J'enfonce la pédale au maximum et m'arrête sur le bas côté, le coeur battant à fond, la respiration haletante. J'ai cru que j'allais mourir. Je souffle un coup, avant de me tourner vers Eddie, qui est un peu livide.

– Désolée, je murmure.

– Tu ne connais pas ta droite et ta gauche ?

Je soupire, un peu vexée.

– Si ! Bien sur que si. Mais tu me stress à me hurler dessus..

– Bon sang, il n'y a que deux pédales !

Je détache ma ceinture de sécurité avant de sortir et je m'appuie contre la portière pour m'allumer une cigarette. Eddie me rejoint rapidement, un joint à la main. Il l'allume aussi, et dès que je finis ma clope, me propose le joint.

– C'est plutôt de ça dont tu as besoin.

Je l'observe un instant. Un an. Un joint, ce n'est pas trop grave, j'ai déjà brisé mon année de sobriété avec de la cocaine, alors.. Je l'attrape et tire une taffe en inspirant lentement. Je ferme les yeux un instant, sentant le regard d'Eddie sur moi. Une deuxième. Une troisième taffe. Puis je lui rends, histoire de ne pas être impolie alors que je nous ai presque tué en voiture.

– Tu es pire que Robin, et je ne pensais pas que ce serait possible de faire pire que Robin..

Je laisse échapper un rire. C'est vrai qu'elle est très maladroite, et j'ai donc du mal à la voir au volant. Mais si je suis pire, je n'ose pas imaginer.

– Merci pour le compliment.

– Disons que je ne te laisserai pas ma voiture même en cas d'extrême urgence.

Je ris encore un peu, et il me repasse le joint. J'avoue qu'il est sympa, charmant et drôle. D'ailleurs, je n'ai jamais reparlé de la dernière soirée avec lui.

– Au fait. Je n'ai jamais eu l'occasion de te remercier pour l'autre soir. J'ai mis du temps à réaliser que.. si tu n'avais pas été là pour t'occuper de moi, il aurait pu m'arriver des choses.. terribles. Alors merci.

Il laisse échapper un sourire honnête.

– Je me sentais un peu coupable de t'avoir juger si vite comme étant la fille d'un flic. Finalement, tu conduis sans permis, tu fumes, tu te défonces..

Je ris un peu.
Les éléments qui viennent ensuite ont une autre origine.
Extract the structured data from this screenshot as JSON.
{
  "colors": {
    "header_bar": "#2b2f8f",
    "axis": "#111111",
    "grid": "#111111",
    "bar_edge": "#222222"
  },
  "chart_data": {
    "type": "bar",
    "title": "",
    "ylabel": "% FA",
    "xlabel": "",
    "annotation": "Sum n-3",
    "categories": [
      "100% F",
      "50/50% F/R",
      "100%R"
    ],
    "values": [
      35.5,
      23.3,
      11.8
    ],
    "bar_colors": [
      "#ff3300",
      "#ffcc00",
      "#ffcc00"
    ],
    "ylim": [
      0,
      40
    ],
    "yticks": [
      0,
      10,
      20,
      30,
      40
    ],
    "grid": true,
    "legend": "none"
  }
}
Si mes parents savaient. Des mois en centre de désintoxication pour craquer à la première soirée.

En réalité, ils ne me laissaient jamais sortir, lorsque nous étions à New York. Une ville trop grande, trop dangereuse, trop fêtarde, trop tentante pour moi. Ici, ils ne se doutent de rien, ils ne pensent pas que je suis amis avec le principal dealer de la ville. Si nous sommes amis, évidemment.

– Ouais. Ils ne seraient pas ravis d'apprendre tout cela. Je ne peux pas te dénoncer, parce que tu te vengerais, tu vois ?
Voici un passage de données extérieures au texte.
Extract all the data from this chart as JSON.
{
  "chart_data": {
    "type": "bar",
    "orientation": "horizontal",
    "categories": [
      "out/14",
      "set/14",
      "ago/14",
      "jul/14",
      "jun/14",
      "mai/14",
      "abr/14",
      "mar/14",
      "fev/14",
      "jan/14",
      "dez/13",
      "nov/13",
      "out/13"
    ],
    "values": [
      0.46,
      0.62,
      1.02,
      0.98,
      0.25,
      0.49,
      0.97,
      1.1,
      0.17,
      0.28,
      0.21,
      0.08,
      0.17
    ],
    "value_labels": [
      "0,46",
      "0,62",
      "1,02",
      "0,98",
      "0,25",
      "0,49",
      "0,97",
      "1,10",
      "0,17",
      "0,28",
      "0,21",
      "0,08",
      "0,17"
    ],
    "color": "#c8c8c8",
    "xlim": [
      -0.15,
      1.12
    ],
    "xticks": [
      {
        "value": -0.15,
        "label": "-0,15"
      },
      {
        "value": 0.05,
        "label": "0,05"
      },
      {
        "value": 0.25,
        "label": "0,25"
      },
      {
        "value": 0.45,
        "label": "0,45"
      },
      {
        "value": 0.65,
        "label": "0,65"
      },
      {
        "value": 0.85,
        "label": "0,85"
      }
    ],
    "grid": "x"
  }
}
Nous rigolons encore un peu, avant qu'il se redresse.

– On peut passer chez moi si tu veux, comme ça on peut faire une vraie pause de leçon de conduite ?

– Oui, avec plaisir. Il n'y a personne chez toi ?

– Mon oncle travaille de nuit. Il dort comme un trou, on ne le croisera même pas.

– D'accord alors. Et je garde mon jean cette fois, visiblement ma petite culotte t'as fais trop d'effet la dernière fois.

Je le vois rire et lever les yeux au ciel. Il reprend place côté conducteur - c'est le mieux pour notre sécurité - et nous nous dirigeons vers chez lui. Je me sens mieux, d'avoir pu le remercier convenablement.

En arrivant chez lui, on s'installe sur les transats à l'extérieur.

– Je peux t'acheter de la beuh maintenant que tu me fais confiance ?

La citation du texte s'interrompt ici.